Assignment 3: A review of your studio progress, a decision about your research proposal and update o
Most of Assignment 3 has been subsumed into my Option and Personal Practice work.
However, I will include an overview of my studio progress; an idea about my research proposal – I don’t understand the Presentation and Evaluation section so will discuss this with my tutor; and a brief course plan for the next 50 hours of my Personal Practice.
Overview of my studio progress
Part Three feels like I have made several major steps forward in defining my Personal Practice.
I have definitively moved into abstraction and am coming to some understanding of my position.
This has been greatly facilitated by my reading; Foster, H. et al. (2011) Art Since 1900: Modernism, Antimodernism, Postmodernism. (s.l.): Thames & Hudson charts (among many other things) the development of abstraction in Europe, and the birth of American gestural abstraction following the influx of the European avant garde in the 1930’s and the teaching of Albers and Moholy-Nagy following the uprooting, and replanting, of the Bauhaus from Europe to America.
The gestural abstractionists in America faced all the same problems that I am encountering on my own. It is as if somebody has done the journey for me and I can build on their solutions rather than inventing the wheel from scratch.
It’s like being back at drama school and going down the pub with a bunch of mates chatting about all the exciting things we’re doing.

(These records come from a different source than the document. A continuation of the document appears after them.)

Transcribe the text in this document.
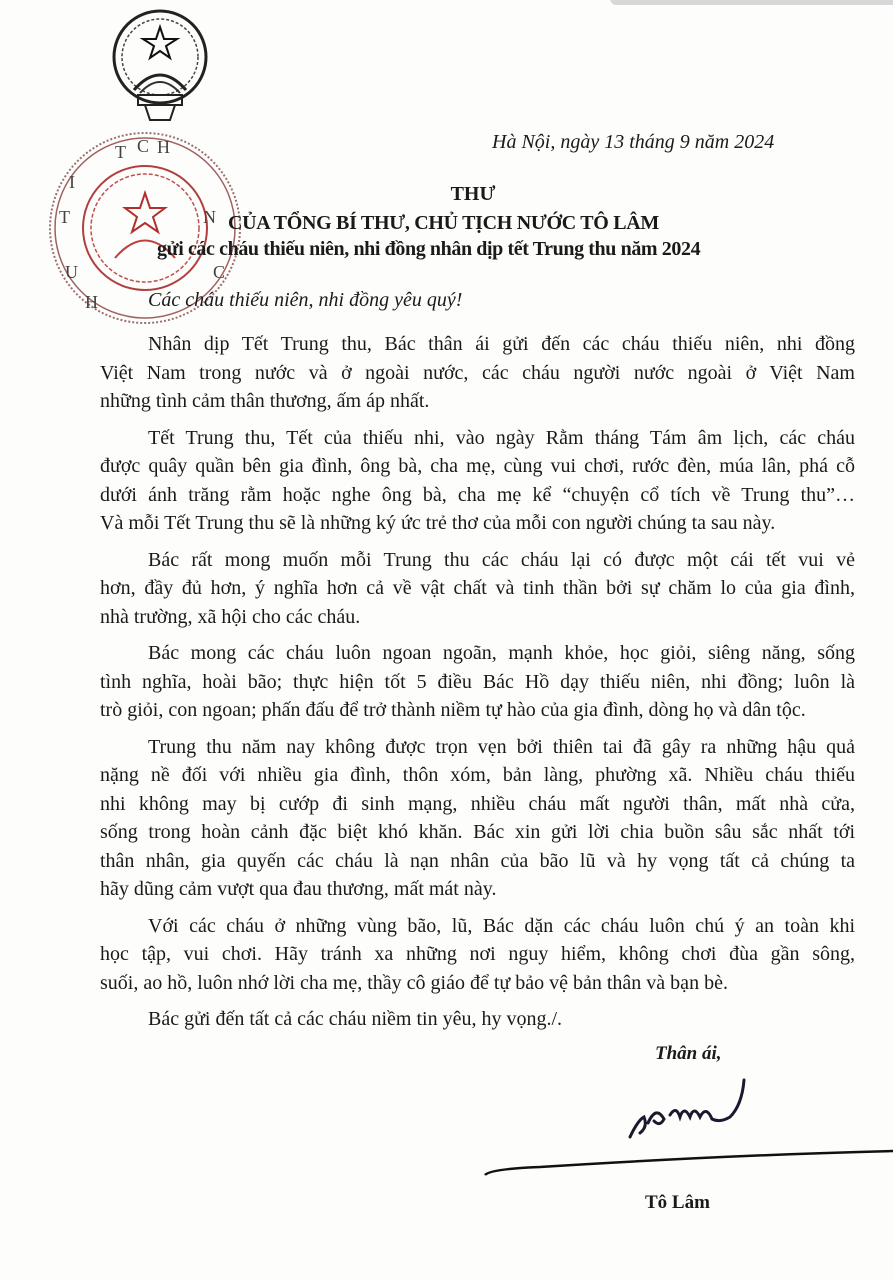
T C H
I
T	N
U	C
H
Hà Nội, ngày 13 tháng 9 năm 2024
THƯ
CỦA TỔNG BÍ THƯ, CHỦ TỊCH NƯỚC TÔ LÂM
gửi các cháu thiếu niên, nhi đồng nhân dịp tết Trung thu năm 2024
Các cháu thiếu niên, nhi đồng yêu quý!
Nhân dịp Tết Trung thu, Bác thân ái gửi đến các cháu thiếu niên, nhi đồng
Việt Nam trong nước và ở ngoài nước, các cháu người nước ngoài ở Việt Nam
những tình cảm thân thương, ấm áp nhất.
Tết Trung thu, Tết của thiếu nhi, vào ngày Rằm tháng Tám âm lịch, các cháu
được quây quần bên gia đình, ông bà, cha mẹ, cùng vui chơi, rước đèn, múa lân, phá cỗ
dưới ánh trăng rằm hoặc nghe ông bà, cha mẹ kể “chuyện cổ tích về Trung thu”…
Và mỗi Tết Trung thu sẽ là những ký ức trẻ thơ của mỗi con người chúng ta sau này.
Bác rất mong muốn mỗi Trung thu các cháu lại có được một cái tết vui vẻ
hơn, đầy đủ hơn, ý nghĩa hơn cả về vật chất và tinh thần bởi sự chăm lo của gia đình,
nhà trường, xã hội cho các cháu.
Bác mong các cháu luôn ngoan ngoãn, mạnh khỏe, học giỏi, siêng năng, sống
tình nghĩa, hoài bão; thực hiện tốt 5 điều Bác Hồ dạy thiếu niên, nhi đồng; luôn là
trò giỏi, con ngoan; phấn đấu để trở thành niềm tự hào của gia đình, dòng họ và dân tộc.
Trung thu năm nay không được trọn vẹn bởi thiên tai đã gây ra những hậu quả
nặng nề đối với nhiều gia đình, thôn xóm, bản làng, phường xã. Nhiều cháu thiếu
nhi không may bị cướp đi sinh mạng, nhiều cháu mất người thân, mất nhà cửa,
sống trong hoàn cảnh đặc biệt khó khăn. Bác xin gửi lời chia buồn sâu sắc nhất tới
thân nhân, gia quyến các cháu là nạn nhân của bão lũ và hy vọng tất cả chúng ta
hãy dũng cảm vượt qua đau thương, mất mát này.
Với các cháu ở những vùng bão, lũ, Bác dặn các cháu luôn chú ý an toàn khi
học tập, vui chơi. Hãy tránh xa những nơi nguy hiểm, không chơi đùa gần sông,
suối, ao hồ, luôn nhớ lời cha mẹ, thầy cô giáo để tự bảo vệ bản thân và bạn bè.
Bác gửi đến tất cả các cháu niềm tin yêu, hy vọng./.
Thân ái,
Tô Lâm
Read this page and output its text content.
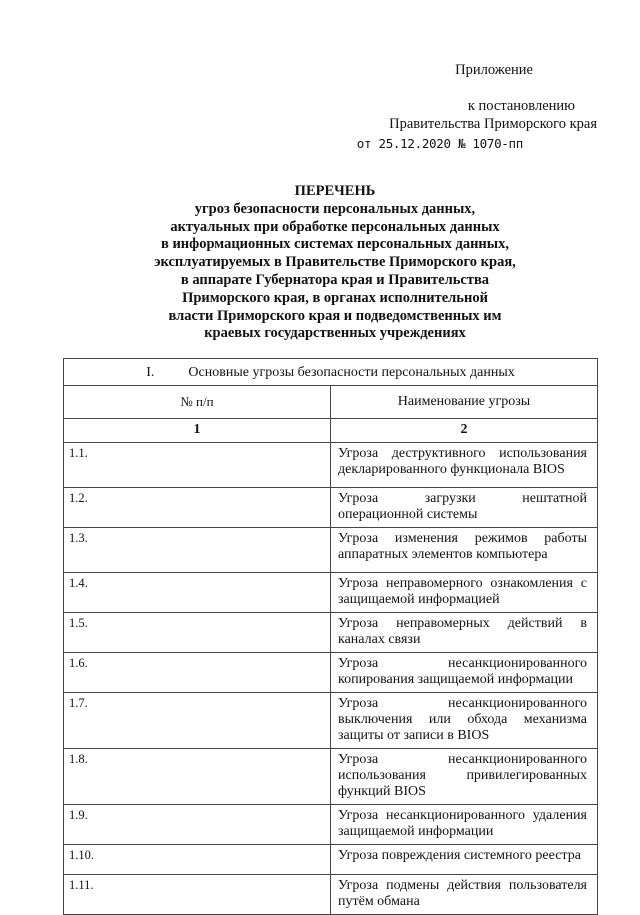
Приложение
к постановлению
Правительства Приморского края
от 25.12.2020 № 1070-пп
ПЕРЕЧЕНЬ
угроз безопасности персональных данных,
актуальных при обработке персональных данных
в информационных системах персональных данных,
эксплуатируемых в Правительстве Приморского края,
в аппарате Губернатора края и Правительства
Приморского края, в органах исполнительной
власти Приморского края и подведомственных им
краевых государственных учреждениях
I. Основные угрозы безопасности персональных данных	
№ п/п	Наименование угрозы
1	2
1.1.	Угроза деструктивного использования декларированного функционала BIOS
1.2.	Угроза загрузки нештатной операционной системы
1.3.	Угроза изменения режимов работы аппаратных элементов компьютера
1.4.	Угроза неправомерного ознакомления с защищаемой информацией
1.5.	Угроза неправомерных действий в каналах связи
1.6.	Угроза несанкционированного копирования защищаемой информации
1.7.	Угроза несанкционированного выключения или обхода механизма защиты от записи в BIOS
1.8.	Угроза несанкционированного использования привилегированных функций BIOS
1.9.	Угроза несанкционированного удаления защищаемой информации
1.10.	Угроза повреждения системного реестра
1.11.	Угроза подмены действия пользователя путём обмана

My eventual solution will be different to the American abstract expressionists of the 1950’s because I am different, and society is different… but it’s great to have them around.
2. I see myself not as producing ‘finished’ works of art, with a repeatable skill. So not painting realistic representational works, changing the subject, but with the product staying the same. But rather as a scientist artist constantly engaged in research and development with my materials, and producing new products.
I like to think I’m more in the Albers camp (Bauhaus in a liberal arts context) than Maholy-Nagy (Bauhaus as design) camp but I suspect I’m a little of both.
The main point being that I now have an ideological position to support my painting process (not surrealist automatism which the abstract expressionists abandoned) but authorial painting unmediated by figuration. And that in expressing human vision my paintings connect to other human beings because we all share humanity.
3. A growing confidence in the value of abstraction.
The American abstract expressionists started off feeling in awe of the European avant garde and through the 30 and 40’s slowly gained confidence to their high point in the 1950’s.
Having spent most of my life accepting that art was high end gallery art, that art is judged by a representational skill, and that to be a painter is to have a specific figurative skill it’s difficult to stand tall as an abstract expressionist. So, to go through the American journey and listen to their arguments, and self doubts, has given me a much deeper understanding of what I am doing.
With understanding comes confidence and the ability to defend ones position, feel good about it, and know why you’re doing it.
I’m not very clear about the final 200 hours of this course so I hope to discuss it with my tutor.
I imagine I pick an area to research… say the Stripe Paintings of Patrick Heron, and produce a body of work based on that research. So perhaps, 50 hours research and 50 hours making.
The other 100 hours is on my Presentation and Evaluation.
Once I have a clearer idea of what’s involved I can firm up some ideas and run them past my tutor.
Personal Project – the next 50 hours
I hope to base this on a combination of the feedback from my tutor on Part 3, and on my work on Part 3 and 4 of Option 4.
So, I will take the insights from my 50 hours of research on my Option to structure my 50 hours Personal Practice and take it in new directions.
The structure, that I’ve used before and found works well, is to have about 10 hours research and 40 hours making (which could be 5 paintings of 8 hours)… however, I have found that I may well add extra canvases as practical research as one painting throws up some new ideas that I can explore in another painting.